The Earth’s atmosphere is relatively rich in oxygen but the prevailing wisdom that much of it came from plants and bacteria, might not be entirely correct.
The advent of photosynthesis — the production of energy and oxygen from carbon dioxide and light — by cyanobacteria had a big influence on the evolution of life and multi-cellular organisms in particular.
However, a new study in Nature Communications suggests that hydrogen peroxide (an easy source of oxygen to microbes) was produced in substantial quantities much earlier in the Earth’s history, raising interesting questions about the early evolution of life (and perhaps the origins of life, more generally).
Earth’s surface is not static and in particularly active tectonic regions, stresses build in the crust which are released through earthquakes and faulting activity. This produces defects or imperfections in the rocks below the surface which are then exposed to water filtering down from above.
Jordan Stone, a master’s student at Newcastle University, simulated early rock defect conditions in the Earth’s oceanic and continental crust by crushing granite, basalt and peridotite, and then he exposed them to water in an oxygen-free environment. At temperatures close to the boiling point of water, Stone found that a substantial amount of hydrogen peroxide was produced from the crushed rocks.
The high temperature range is a key discovery, says Stone. “While previous research has suggested small amounts of hydrogen peroxide and other oxidants can be formed by stressing or crushing rocks in the absence of oxygen, this is the first study to show the vital importance of hot temperatures in maximising hydrogen peroxide generation.”
Heat-loving microbes, or hyperthermophiles, are incredibly resilient, growing best in temperatures above 80°C and surviving in temperatures beyond the boiling point of water (100°C). What’s more, they have ancient origins, lying near the root of the Universal Tree of Life and predating the emergence of photosynthesis.
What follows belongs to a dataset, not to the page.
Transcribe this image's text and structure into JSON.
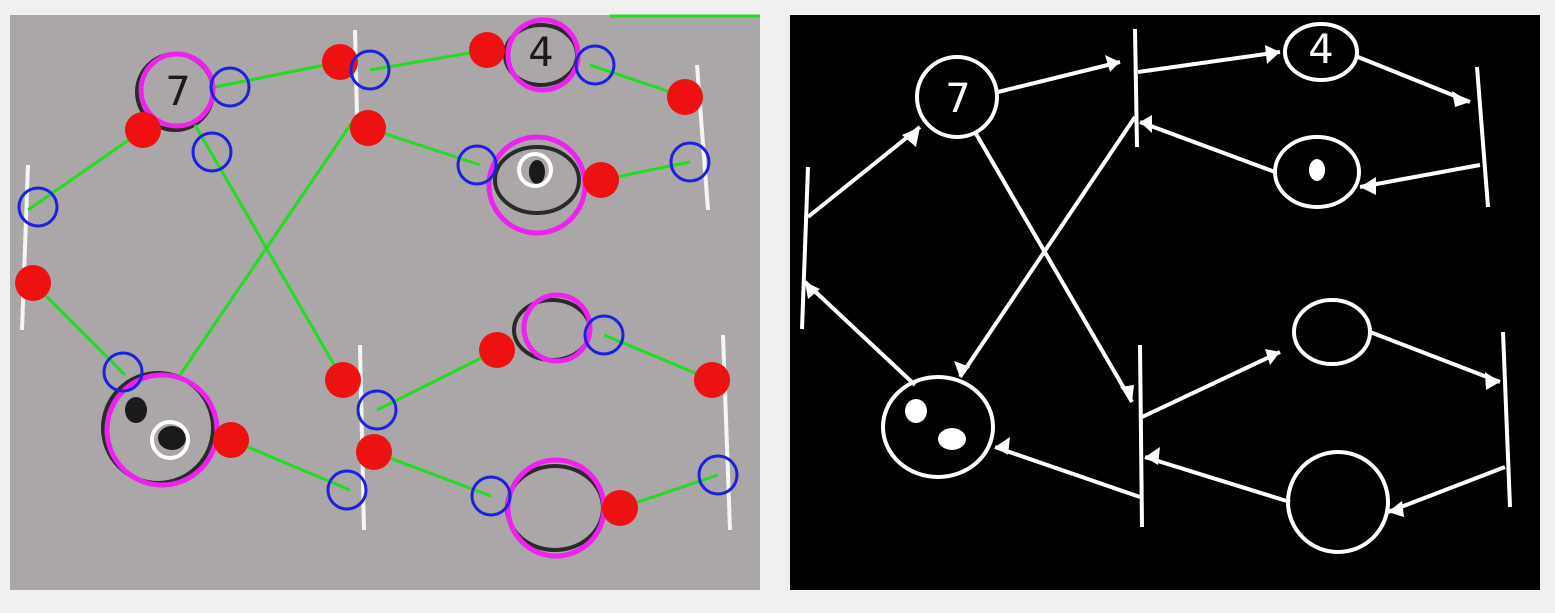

This is interesting to note as these oxygen-loving hyperthermophiles thrive in temperatures across the range of optimal hydrogen peroxide production and Stone’s research suggests that oxygen may have played a far more important role in the evolution of life before photosynthesis came along.
As Newcastle University Senior lecturer and Principal Investigator, Dr Jon Telling notes, “All these mechanochemical reactions need to generate hydrogen peroxide, and therefore oxygen, is water, crushed rocks, and high temperatures, which were all present on the early Earth before the evolution of photosynthesis and which could have influenced the chemistry and microbiology in hot, seismically active regions where life may have first evolved.”